Observe that the extra delay is due solely to the linear factor in the equation—more specifically, to the extra capacitance introduced by the wire. The quadratic factor (the distributed wire delay) becomes dominant only at much larger wire lengths (> 7 cm). This can be attributed to the high resistance of the (minimum-size) driver transistors. A different balance emerges when wider transistors are used. Analyze, for instance, the same problem with the driver transistors 100 times wider.
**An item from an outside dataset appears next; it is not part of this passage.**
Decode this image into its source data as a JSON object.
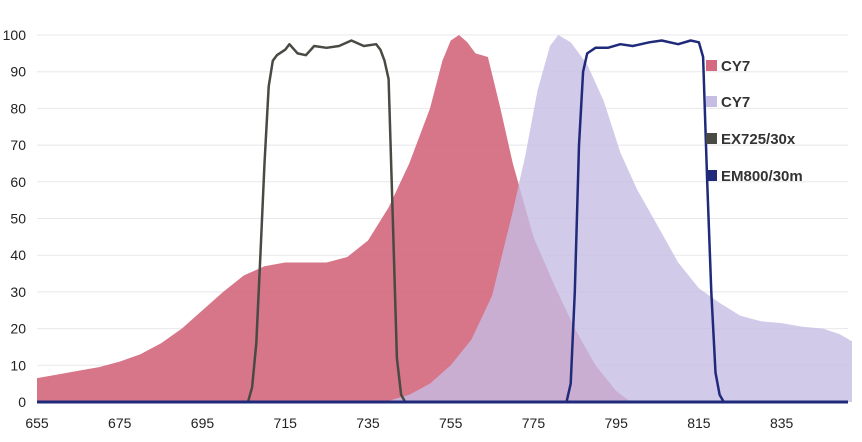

# 5.5 Power, Energy, and Energy Delay

So far, we have seen that the static CMOS inverter with its almost ideal VTC—symmetrical shape, full logic swing, and high noise margins—offers a superior robustness, which simplifies the design process considerably and opens the door for design automation. Another major

attractor for static CMOS is the almost complete absence of power consumption in steady-state operation mode. It is this combination of robustness and low static power that has made static CMOS the technology of choice of most contemporary digital designs. The power dissipation of a CMOS circuit is instead dominated by the dynamic dissipation resulting from charging and discharging capacitances.
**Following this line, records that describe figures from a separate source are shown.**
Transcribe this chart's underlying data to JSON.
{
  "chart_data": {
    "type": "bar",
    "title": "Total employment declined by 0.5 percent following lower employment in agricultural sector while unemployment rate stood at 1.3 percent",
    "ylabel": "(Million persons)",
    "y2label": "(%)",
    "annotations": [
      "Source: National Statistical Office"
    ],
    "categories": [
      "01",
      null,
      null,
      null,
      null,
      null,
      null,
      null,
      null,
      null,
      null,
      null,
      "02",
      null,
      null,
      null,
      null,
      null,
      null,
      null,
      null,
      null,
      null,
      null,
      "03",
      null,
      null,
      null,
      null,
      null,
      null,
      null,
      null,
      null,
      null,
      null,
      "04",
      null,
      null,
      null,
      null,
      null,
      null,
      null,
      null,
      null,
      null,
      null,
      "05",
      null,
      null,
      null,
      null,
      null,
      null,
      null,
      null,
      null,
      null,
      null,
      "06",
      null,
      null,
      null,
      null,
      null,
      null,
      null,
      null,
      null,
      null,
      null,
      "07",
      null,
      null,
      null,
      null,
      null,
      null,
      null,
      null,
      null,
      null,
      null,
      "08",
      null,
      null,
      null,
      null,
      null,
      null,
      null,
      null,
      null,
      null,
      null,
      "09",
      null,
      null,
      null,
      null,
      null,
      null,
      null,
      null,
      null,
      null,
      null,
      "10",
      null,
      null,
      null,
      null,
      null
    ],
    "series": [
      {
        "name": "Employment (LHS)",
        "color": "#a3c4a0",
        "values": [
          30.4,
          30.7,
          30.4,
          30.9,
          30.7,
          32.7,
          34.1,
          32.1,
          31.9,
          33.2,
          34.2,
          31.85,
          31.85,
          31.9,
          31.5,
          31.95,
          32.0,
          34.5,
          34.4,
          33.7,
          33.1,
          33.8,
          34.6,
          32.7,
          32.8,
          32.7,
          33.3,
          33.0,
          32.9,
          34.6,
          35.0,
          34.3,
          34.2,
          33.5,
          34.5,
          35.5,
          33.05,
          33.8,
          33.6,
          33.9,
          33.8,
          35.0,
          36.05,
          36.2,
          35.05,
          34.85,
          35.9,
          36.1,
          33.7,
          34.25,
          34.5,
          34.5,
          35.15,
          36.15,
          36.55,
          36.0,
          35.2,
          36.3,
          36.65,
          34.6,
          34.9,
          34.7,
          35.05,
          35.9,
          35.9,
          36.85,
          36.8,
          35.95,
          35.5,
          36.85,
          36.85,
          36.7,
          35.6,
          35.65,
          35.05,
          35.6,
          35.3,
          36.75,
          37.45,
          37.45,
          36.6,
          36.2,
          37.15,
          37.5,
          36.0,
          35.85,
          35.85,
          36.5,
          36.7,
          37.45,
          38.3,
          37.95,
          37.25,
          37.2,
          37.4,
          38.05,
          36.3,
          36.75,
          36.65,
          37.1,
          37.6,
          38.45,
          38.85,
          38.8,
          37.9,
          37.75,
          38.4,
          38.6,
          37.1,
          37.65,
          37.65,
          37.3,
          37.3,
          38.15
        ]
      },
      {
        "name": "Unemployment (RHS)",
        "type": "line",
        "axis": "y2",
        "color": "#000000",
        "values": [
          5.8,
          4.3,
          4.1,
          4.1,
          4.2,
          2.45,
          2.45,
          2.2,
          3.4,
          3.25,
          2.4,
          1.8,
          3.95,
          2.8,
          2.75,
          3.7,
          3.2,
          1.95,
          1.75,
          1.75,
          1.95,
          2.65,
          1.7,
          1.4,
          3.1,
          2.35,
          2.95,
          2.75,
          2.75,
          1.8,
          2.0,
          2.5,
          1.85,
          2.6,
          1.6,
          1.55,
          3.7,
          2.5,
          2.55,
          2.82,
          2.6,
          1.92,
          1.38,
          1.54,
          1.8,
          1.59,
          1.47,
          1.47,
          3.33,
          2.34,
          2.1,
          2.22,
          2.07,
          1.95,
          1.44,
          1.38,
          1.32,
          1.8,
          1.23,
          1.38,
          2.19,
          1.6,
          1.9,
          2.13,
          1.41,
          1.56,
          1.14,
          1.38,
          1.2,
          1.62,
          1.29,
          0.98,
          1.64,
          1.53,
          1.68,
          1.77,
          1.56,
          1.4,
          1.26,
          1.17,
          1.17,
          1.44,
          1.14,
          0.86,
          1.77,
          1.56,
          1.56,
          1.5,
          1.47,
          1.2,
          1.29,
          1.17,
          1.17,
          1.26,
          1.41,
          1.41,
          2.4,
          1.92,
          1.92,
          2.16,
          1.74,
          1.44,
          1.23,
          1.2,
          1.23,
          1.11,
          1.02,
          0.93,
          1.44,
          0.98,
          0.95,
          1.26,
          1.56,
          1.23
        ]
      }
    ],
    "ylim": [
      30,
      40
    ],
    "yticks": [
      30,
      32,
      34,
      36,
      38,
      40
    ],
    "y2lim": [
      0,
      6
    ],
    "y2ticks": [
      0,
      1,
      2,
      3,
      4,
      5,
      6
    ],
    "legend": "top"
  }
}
#### 5.5.1 Dynamic Power Consumption

#### Dynamic Dissipation due to Charging and Discharging Capacitances

Each time the capacitor  $C_L$  gets charged through the PMOS transistor, its voltage rises from 0 to  $V_{DD}$ , and a certain amount of energy is drawn from the power supply. Part of this energy is dissipated in the PMOS device, while the remainder is stored on the load capacitor. During the high-to-low transition, this capacitor is discharged, and the stored energy is dissipated in the NMOS transistor.<sup>5</sup>

A precise measure for this energy consumption can be derived. Let us first consider the low-to-high transition. We assume, initially, that the input waveform has zero rise and fall times—in other words, the NMOS and PMOS devices are never on simultaneously. Therefore, the equivalent circuit of Figure 5-25 is valid. The values of the energy  $E_{VDD}$ , taken from the supply during the transition, as well as the energy  $E_C$ , stored on the capacitor at the end of the transition, can be derived by integrating the instantaneous power over the period of interest:

$$E_{VDD} = \int_{0}^{\infty} i_{VDD}(t) V_{DD} dt = V_{DD} \int_{0}^{\infty} C_L \frac{dv_{out}}{dt} dt = C_L V_{DD} \int_{0}^{V_{DD}} dv_{out} = C_L V_{DD}^2$$
(5.40)



Figure 5-25 Equivalent circuit during the low-to-high transition.

<sup>&</sup>lt;sup>5</sup>Observe that this model is a simplification of the actual circuit. In reality, the load capacitance consists of multiple components, some of which are located between the output node and GND, others between output node and  $V_{DD}$ . The latter experience a charge-discharge cycle that is out of phase with the capacitances to GND (i.e., they get charged when  $V_{out}$  goes low and discharged when  $V_{out}$  rises.) While this distributes the energy delivery by the supply over the two phases, it does not affect the overall dissipation, and the results presented in this section are still valid.